Tooth wear like this often leads to infection, Bradt said.
Brandt said the pandemic likely played a role in the attrition in recent years, as many children may have stopped going to the dentist or had no access. But it’s also clear that dental health was declining before 2020.
Bradt said one factor is that it has been fluoride-free since 2013. Health unit data shows that since 2012, the percentage of children eligible for topical fluoride has increased significantly from 26.50 percent to 60.10 percent .
However, the number of children being screened has decreased over the years.
In 2012, the health unit’s figures show that 20,336 children were screened. During the 2021-2022 school year, that number was 5,570 students.
Bradt said the data is likely still a good indicator of dental health across the city.

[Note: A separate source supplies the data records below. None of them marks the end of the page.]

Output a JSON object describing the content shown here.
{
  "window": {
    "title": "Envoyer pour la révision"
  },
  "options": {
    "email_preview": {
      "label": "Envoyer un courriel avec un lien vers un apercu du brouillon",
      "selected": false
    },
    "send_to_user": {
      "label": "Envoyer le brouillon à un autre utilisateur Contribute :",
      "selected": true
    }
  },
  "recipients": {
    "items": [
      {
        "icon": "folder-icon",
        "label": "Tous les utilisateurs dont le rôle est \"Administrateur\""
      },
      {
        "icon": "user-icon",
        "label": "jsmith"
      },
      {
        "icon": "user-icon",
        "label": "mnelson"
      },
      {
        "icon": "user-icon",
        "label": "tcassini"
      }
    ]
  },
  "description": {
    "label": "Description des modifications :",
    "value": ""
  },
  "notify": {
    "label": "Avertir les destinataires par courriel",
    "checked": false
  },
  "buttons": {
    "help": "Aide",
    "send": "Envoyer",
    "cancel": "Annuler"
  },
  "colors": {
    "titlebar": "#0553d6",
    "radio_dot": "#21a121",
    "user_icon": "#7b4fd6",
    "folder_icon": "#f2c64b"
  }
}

WECHU’s director of epidemiology and evaluations, Ramsey D’Souza, said the children they see have more teeth that are either decayed, missing or filled.

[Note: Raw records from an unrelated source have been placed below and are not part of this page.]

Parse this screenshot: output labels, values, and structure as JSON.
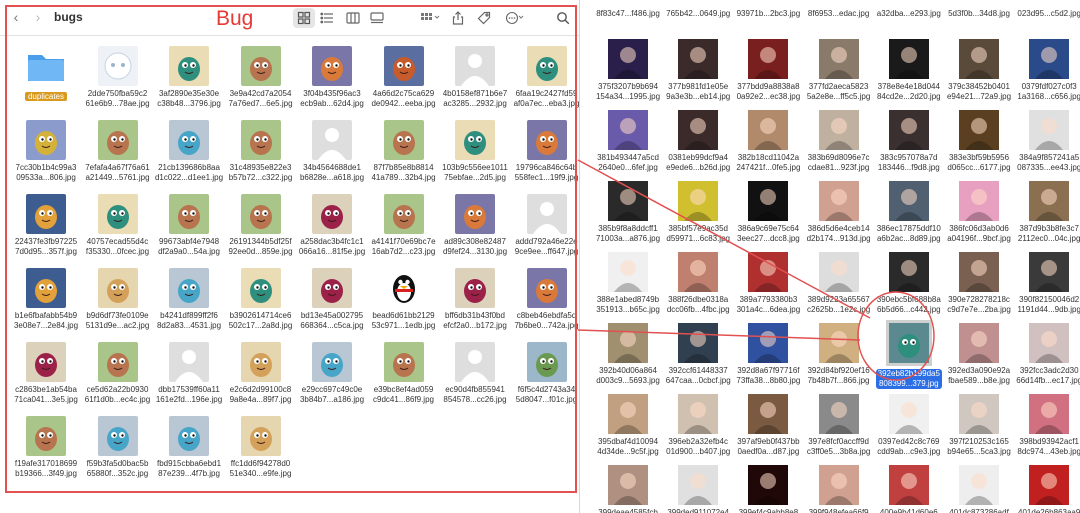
{
  "toolbar": {
    "back_icon": "chevron-left-icon",
    "forward_icon": "chevron-right-icon",
    "folder_title": "bugs",
    "annotation": "Bug"
  },
  "left_items": [
    {
      "name": "duplicates",
      "kind": "folder"
    },
    {
      "name": "2dde750fba59c2\n61e6b9...78ae.jpg",
      "kind": "ghost"
    },
    {
      "name": "3af2890e35e30e\nc38b48...3796.jpg",
      "kind": "teal"
    },
    {
      "name": "3e9a42cd7a2054\n7a76ed7...6e5.jpg",
      "kind": "green"
    },
    {
      "name": "3f04b435f96ac3\necb9ab...62d4.jpg",
      "kind": "purple"
    },
    {
      "name": "4a66d2c75ca629\nde0942...eeba.jpg",
      "kind": "purple2"
    },
    {
      "name": "4b0158ef871b6e7\nac3285...2932.jpg",
      "kind": "person"
    },
    {
      "name": "6faa19c2427fd59\naf0a7ec...eba3.jpg",
      "kind": "teal"
    },
    {
      "name": "7cc30b1b4c99a3\n09533a...806.jpg",
      "kind": "teal2"
    },
    {
      "name": "7efafa4a67f76a61\na21449...5761.jpg",
      "kind": "green"
    },
    {
      "name": "21cb139686b8aa\nd1c022...d1ee1.jpg",
      "kind": "teal3"
    },
    {
      "name": "31c48935e822e3\nb57b72...c322.jpg",
      "kind": "green"
    },
    {
      "name": "34b4564688de1\nb6828e...a618.jpg",
      "kind": "person"
    },
    {
      "name": "87f7b85e8b8814\n41a789...32b4.jpg",
      "kind": "green"
    },
    {
      "name": "103b9c556ee1011\n75ebfae...2d5.jpg",
      "kind": "teal"
    },
    {
      "name": "19796ca846c64b\n558fec1...19f9.jpg",
      "kind": "purple"
    },
    {
      "name": "22437fe3fb97225\n7d0d95...357f.jpg",
      "kind": "orange"
    },
    {
      "name": "40757ecad55d4c\nf35330...0fcec.jpg",
      "kind": "teal"
    },
    {
      "name": "99673abf4e7948\ndf2a9a0...54a.jpg",
      "kind": "green"
    },
    {
      "name": "26191344b5df25f\n92ee0d...859e.jpg",
      "kind": "green"
    },
    {
      "name": "a258dac3b4fc1c1\n066a16...81f5e.jpg",
      "kind": "magenta"
    },
    {
      "name": "a4141f70e69bc7e\n16ab7d2...c23.jpg",
      "kind": "green"
    },
    {
      "name": "ad89c308e82487\nd9fef24...3130.jpg",
      "kind": "purple"
    },
    {
      "name": "addd792a46e22e\n9ce9ee...ff647.jpg",
      "kind": "person"
    },
    {
      "name": "b1e6fbafabb54b9\n3e08e7...2e84.jpg",
      "kind": "orange"
    },
    {
      "name": "b9d6df73fe0109e\n5131d9e...ac2.jpg",
      "kind": "orange2"
    },
    {
      "name": "b4241df899ff2f6\n8d2a83...4531.jpg",
      "kind": "teal3"
    },
    {
      "name": "b3902614714ce6\n502c17...2a8d.jpg",
      "kind": "teal"
    },
    {
      "name": "bd13e45a002795\n668364...c5ca.jpg",
      "kind": "magenta"
    },
    {
      "name": "bead6d61bb2129\n53c971...1edb.jpg",
      "kind": "penguin"
    },
    {
      "name": "bff6db31b43f0bd\nefcf2a0...b172.jpg",
      "kind": "magenta"
    },
    {
      "name": "c8beb46ebdfa5d\n7b6be0...742a.jpg",
      "kind": "purple"
    },
    {
      "name": "c2863be1ab54ba\n71ca041...3e5.jpg",
      "kind": "magenta"
    },
    {
      "name": "ce5d62a22b0930\n61f1d0b...ec4c.jpg",
      "kind": "green"
    },
    {
      "name": "dbb17539ff60a11\n161e2fd...196e.jpg",
      "kind": "person"
    },
    {
      "name": "e2c6d2d99100c8\n9a8e4a...89f7.jpg",
      "kind": "orange2"
    },
    {
      "name": "e29cc697c49c0e\n3b84b7...a186.jpg",
      "kind": "teal3"
    },
    {
      "name": "e39bc8ef4ad059\nc9dc41...86f9.jpg",
      "kind": "green"
    },
    {
      "name": "ec90d4fb855941\n854578...cc26.jpg",
      "kind": "person"
    },
    {
      "name": "f6f5c4d2743a34\n5d8047...f01c.jpg",
      "kind": "green2"
    },
    {
      "name": "f19afe317018699\nb19366...3f49.jpg",
      "kind": "green"
    },
    {
      "name": "f59b3fa5d0bac5b\n65880f...352c.jpg",
      "kind": "teal3"
    },
    {
      "name": "fbd915cbba6ebd1\n87e239...4f7b.jpg",
      "kind": "teal3"
    },
    {
      "name": "ffc1dd6f94278d0\n51e340...e9fe.jpg",
      "kind": "orange2"
    }
  ],
  "right_items": [
    {
      "name": "8f83c47...f486.jpg",
      "color": "#ffffff"
    },
    {
      "name": "765b42...0649.jpg",
      "color": "#ffffff"
    },
    {
      "name": "93971b...2bc3.jpg",
      "color": "#ffffff"
    },
    {
      "name": "8f6953...edac.jpg",
      "color": "#ffffff"
    },
    {
      "name": "a32dba...e293.jpg",
      "color": "#ffffff"
    },
    {
      "name": "5d3f0b...34d8.jpg",
      "color": "#ffffff"
    },
    {
      "name": "023d95...c5d2.jpg",
      "color": "#ffffff"
    },
    {
      "name": "375f3207b9b694\n154a34...1995.jpg",
      "color": "#2a1f4a"
    },
    {
      "name": "377b981fd1e05e\n9a3e3b...eb14.jpg",
      "color": "#3b2a2a"
    },
    {
      "name": "377bdd9a8838a8\n0a92e2...ec38.jpg",
      "color": "#7a1f1f"
    },
    {
      "name": "377fd2aeca5823\n5a2e8e...ff5c5.jpg",
      "color": "#8a7a6a"
    },
    {
      "name": "378e8e4e18d044\n84cd2e...2d20.jpg",
      "color": "#1a1a1a"
    },
    {
      "name": "379c38452b0401\ne94e21...72a9.jpg",
      "color": "#5a4a3a"
    },
    {
      "name": "0379fdf027c0f3\n1a3168...c656.jpg",
      "color": "#2a4a8a"
    },
    {
      "name": "381b493447a5cd\n2640e0...6fef.jpg",
      "color": "#6a5aaa"
    },
    {
      "name": "0381eb99dcf9a4\ne9ede6...b26d.jpg",
      "color": "#3a2a2a"
    },
    {
      "name": "382b18cd11042a\n247421f...0fe5.jpg",
      "color": "#b08a6a"
    },
    {
      "name": "383b69d8096e7c\ncdae81...923f.jpg",
      "color": "#c0b0a0"
    },
    {
      "name": "383c957078a7d\n183446...f9d8.jpg",
      "color": "#3a3030"
    },
    {
      "name": "383e3bf59b5956\nd065cc...6177.jpg",
      "color": "#5a4020"
    },
    {
      "name": "384a9f857241a5\n087335...ee43.jpg",
      "color": "#e0e0e0"
    },
    {
      "name": "385b9f8a8ddcff1\n71003a...a876.jpg",
      "color": "#2a2a2a"
    },
    {
      "name": "385bf57e9ac35d\nd59971...6c83.jpg",
      "color": "#d0c030"
    },
    {
      "name": "386a9c69e75c64\n3eec27...dcc8.jpg",
      "color": "#111111"
    },
    {
      "name": "386d5d6e4ceb14\nd2b174...913d.jpg",
      "color": "#d0a090"
    },
    {
      "name": "386ec17875ddf10\na6b2ac...8d89.jpg",
      "color": "#506070"
    },
    {
      "name": "386fc06d3ab0d6\na04196f...9bcf.jpg",
      "color": "#e8a0c0"
    },
    {
      "name": "387d9b3b8fe3c7\n2112ec0...04c.jpg",
      "color": "#8a7050"
    },
    {
      "name": "388e1abed8749b\n351913...b65c.jpg",
      "color": "#f0f0f0"
    },
    {
      "name": "388f26dbe0318a\ndcc06fb...4fbc.jpg",
      "color": "#c08070"
    },
    {
      "name": "389a7793380b3\n301a4c...6dea.jpg",
      "color": "#b03030"
    },
    {
      "name": "389d9223a65567\nc2625b...1e2c.jpg",
      "color": "#dddddd"
    },
    {
      "name": "390ebc5bf688b8a\n6b5d66...c442.jpg",
      "color": "#2a2a2a"
    },
    {
      "name": "390e728278218c\nc9d7e7e...2ba.jpg",
      "color": "#7a6050"
    },
    {
      "name": "390f82150046d2\n1191d44...9db.jpg",
      "color": "#3a3a3a"
    },
    {
      "name": "392b40d06a864\nd003c9...5693.jpg",
      "color": "#a09070"
    },
    {
      "name": "392ccf61448337\n647caa...0cbcf.jpg",
      "color": "#304050"
    },
    {
      "name": "392d8a67f97716f\n73ffa38...8b80.jpg",
      "color": "#3050a0"
    },
    {
      "name": "392d84bf920ef16\n7b48b7f...866.jpg",
      "color": "#d0b080"
    },
    {
      "name": "392eb82b199da5\n808399...379.jpg",
      "color": "#5a8a90",
      "selected": true
    },
    {
      "name": "392ed3a090e92a\nfbae589...b8e.jpg",
      "color": "#c09090"
    },
    {
      "name": "392fcc3adc2d30\n66d14fb...ec17.jpg",
      "color": "#d0c0c0"
    },
    {
      "name": "395dbaf4d10094\n4d34de...9c5f.jpg",
      "color": "#c0a080"
    },
    {
      "name": "396eb2a32efb4c\n01d900...b407.jpg",
      "color": "#d0c0b0"
    },
    {
      "name": "397af9eb0f437bb\n0aedf0a...d87.jpg",
      "color": "#7a5a40"
    },
    {
      "name": "397e8fcf0accff9d\nc3ff0e5...3b8a.jpg",
      "color": "#8a8a8a"
    },
    {
      "name": "0397ed42c8c769\ncdd9ab...c9e3.jpg",
      "color": "#f0f0f0"
    },
    {
      "name": "397f210253c165\nb94e65...5ca3.jpg",
      "color": "#d0c8c0"
    },
    {
      "name": "398bd93942acf1\n8dc974...43eb.jpg",
      "color": "#d07080"
    },
    {
      "name": "399deae4585fcb",
      "color": "#b09080"
    },
    {
      "name": "399ded911072e4",
      "color": "#e0e0e0"
    },
    {
      "name": "399ef4c9abb8e8",
      "color": "#200808"
    },
    {
      "name": "399f948efea66f9",
      "color": "#d0a090"
    },
    {
      "name": "400e9b41d60e6",
      "color": "#c04040"
    },
    {
      "name": "401dc873286adf",
      "color": "#eeeeee"
    },
    {
      "name": "401de26b863aa9",
      "color": "#c02020"
    }
  ]
}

One example: on average, every kindergarten student last year had nearly two teeth that were either cavity-free, missing, or filled. Ten years ago, D’Souza said, it was less than a tooth.
“It just means we’re seeing more kids have work done to address their oral health for a variety of reasons.”
Although WECHU does not track oral screening scores of teenagers or older adults, D’Souza said they do see those who come to the hospital for more urgent dental care.
“What we’re seeing is that over time, if oral health is not addressed, you could face challenges. Those challenges are specific to people between the ages of 15 and 44 … and that’s concerning.”
Root causes
D’Souza said they are still trying to better track some of the root causes so they can improve residents’ health.
Brad suggested it’s a combination of barriers. These include the cost of dental visits, language, finding a dentist and understanding what it means to have good oral health.
“Oral health is extremely important in children because it really ties into their overall health, and recognizing that starting oral health early will affect them for the rest of their lives,” Bradt said, adding that correcting cavities in baby teeth is very important. .
The health unit said that for children with significant tooth decay or dental problems, it will contact families and try to help link the child to care.
Bradt said they are expanding the screening program to include more high-risk classrooms and schools. They also assess all students so they can identify children who need treatment.